Figure 4. (A) Western blot analysis of pS345-Chk1, pS317-Chk1, Chk1, Mad2 and Ran in U2OS cells 24 h after treatment with 30 µM of DDP and in untreated cells. (B) Analysis of DNA content by FACS 24 h after the end of treatment with 30 µM of DDP and in untreated samples. (C) Chk1, Mad2 and DAPI staining in U2OS cells. Merge 1: Mad2 and Chk1 overlay. Merge 2: Chk1, Mad2 and DAPI overlay. (D) Exogenous (Flag-Chk1) and endogenous Chk1 immunoprecipitation from cell extracts of U2OS overexpressing Flag-Chk1 and Mad2, either untreated or 24 h after treatment with 30 µM DDP using a rabbit polyclonal Chk1 antibody.
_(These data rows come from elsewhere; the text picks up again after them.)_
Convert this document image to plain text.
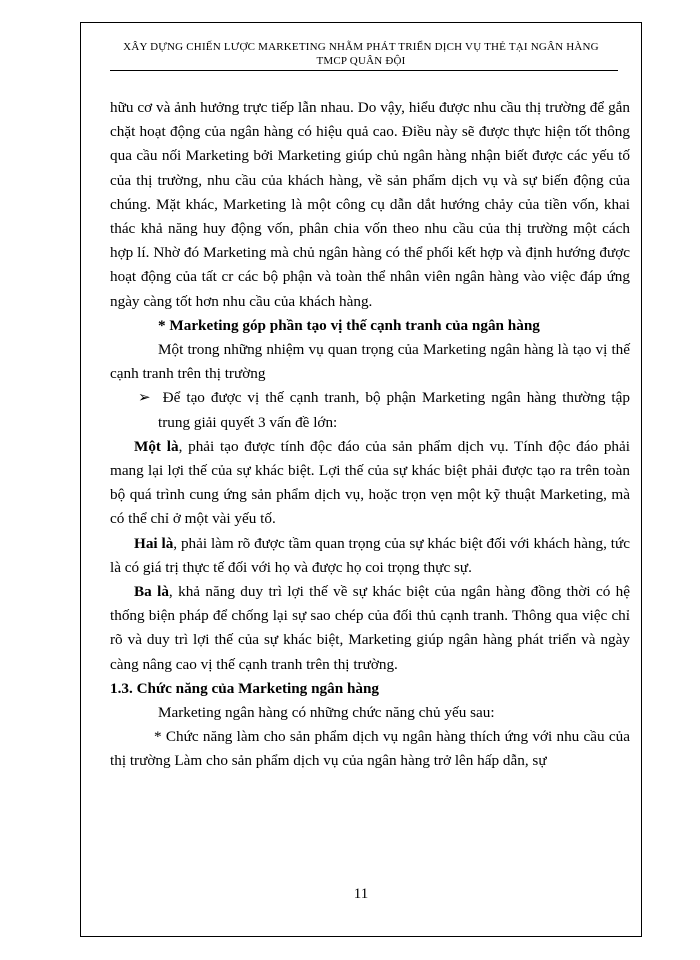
XÂY DỰNG CHIẾN LƯỢC MARKETING NHẰM PHÁT TRIỂN DỊCH VỤ THẺ TẠI NGÂN HÀNG
TMCP QUÂN ĐỘI

hữu cơ và ảnh hưởng trực tiếp lẫn nhau. Do vậy, hiểu được nhu cầu thị trường để gắn chặt hoạt động của ngân hàng có hiệu quả cao. Điều này sẽ được thực hiện tốt thông qua cầu nối Marketing bởi Marketing giúp chủ ngân hàng nhận biết được các yếu tố của thị trường, nhu cầu của khách hàng, về sản phẩm dịch vụ và sự biến động của chúng. Mặt khác, Marketing là một công cụ dẫn dắt hướng chảy của tiền vốn, khai thác khả năng huy động vốn, phân chia vốn theo nhu cầu của thị trường một cách hợp lí. Nhờ đó Marketing mà chủ ngân hàng có thể phối kết hợp và định hướng được hoạt động của tất cr các bộ phận và toàn thể nhân viên ngân hàng vào việc đáp ứng ngày càng tốt hơn nhu cầu của khách hàng.

* Marketing góp phần tạo vị thế cạnh tranh của ngân hàng

Một trong những nhiệm vụ quan trọng của Marketing ngân hàng là tạo vị thế cạnh tranh trên thị trường

➢ Để tạo được vị thế cạnh tranh, bộ phận Marketing ngân hàng thường tập trung giải quyết 3 vấn đề lớn:

Một là, phải tạo được tính độc đáo của sản phẩm dịch vụ. Tính độc đáo phải mang lại lợi thế của sự khác biệt. Lợi thế của sự khác biệt phải được tạo ra trên toàn bộ quá trình cung ứng sản phẩm dịch vụ, hoặc trọn vẹn một kỹ thuật Marketing, mà có thể chỉ ở một vài yếu tố.

Hai là, phải làm rõ được tầm quan trọng của sự khác biệt đối với khách hàng, tức là có giá trị thực tế đối với họ và được họ coi trọng thực sự.

Ba là, khả năng duy trì lợi thế về sự khác biệt của ngân hàng đồng thời có hệ thống biện pháp để chống lại sự sao chép của đối thủ cạnh tranh. Thông qua việc chỉ rõ và duy trì lợi thế của sự khác biệt, Marketing giúp ngân hàng phát triển và ngày càng nâng cao vị thế cạnh tranh trên thị trường.

1.3. Chức năng của Marketing ngân hàng

Marketing ngân hàng có những chức năng chủ yếu sau:

* Chức năng làm cho sản phẩm dịch vụ ngân hàng thích ứng với nhu cầu của thị trường Làm cho sản phẩm dịch vụ của ngân hàng trở lên hấp dẫn, sự

11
Immunoprecipitation with Rabbit IgG: negative control of the experiment. Immunoprecipitates probed by western blot analysis for Chk1 and Mad2 protein levels. Inputs: total cell extracts, either untreated or treated with DDP (the experiment showed is representative of two independent experiments). (E) Exogenous Flag-Mad2 immunoprecipitation from cell extracts of U2OS overexpressing Flag-Mad2 and HA-Chk1, using a mouse monoclonal Flag antibody. Immunoprecipitation with Mouse IgG: negative control of the experiment. Immunoprecipitates probed by western blot analysis for Chk1 and Mad2 protein levels. Inputs: total cell extracts.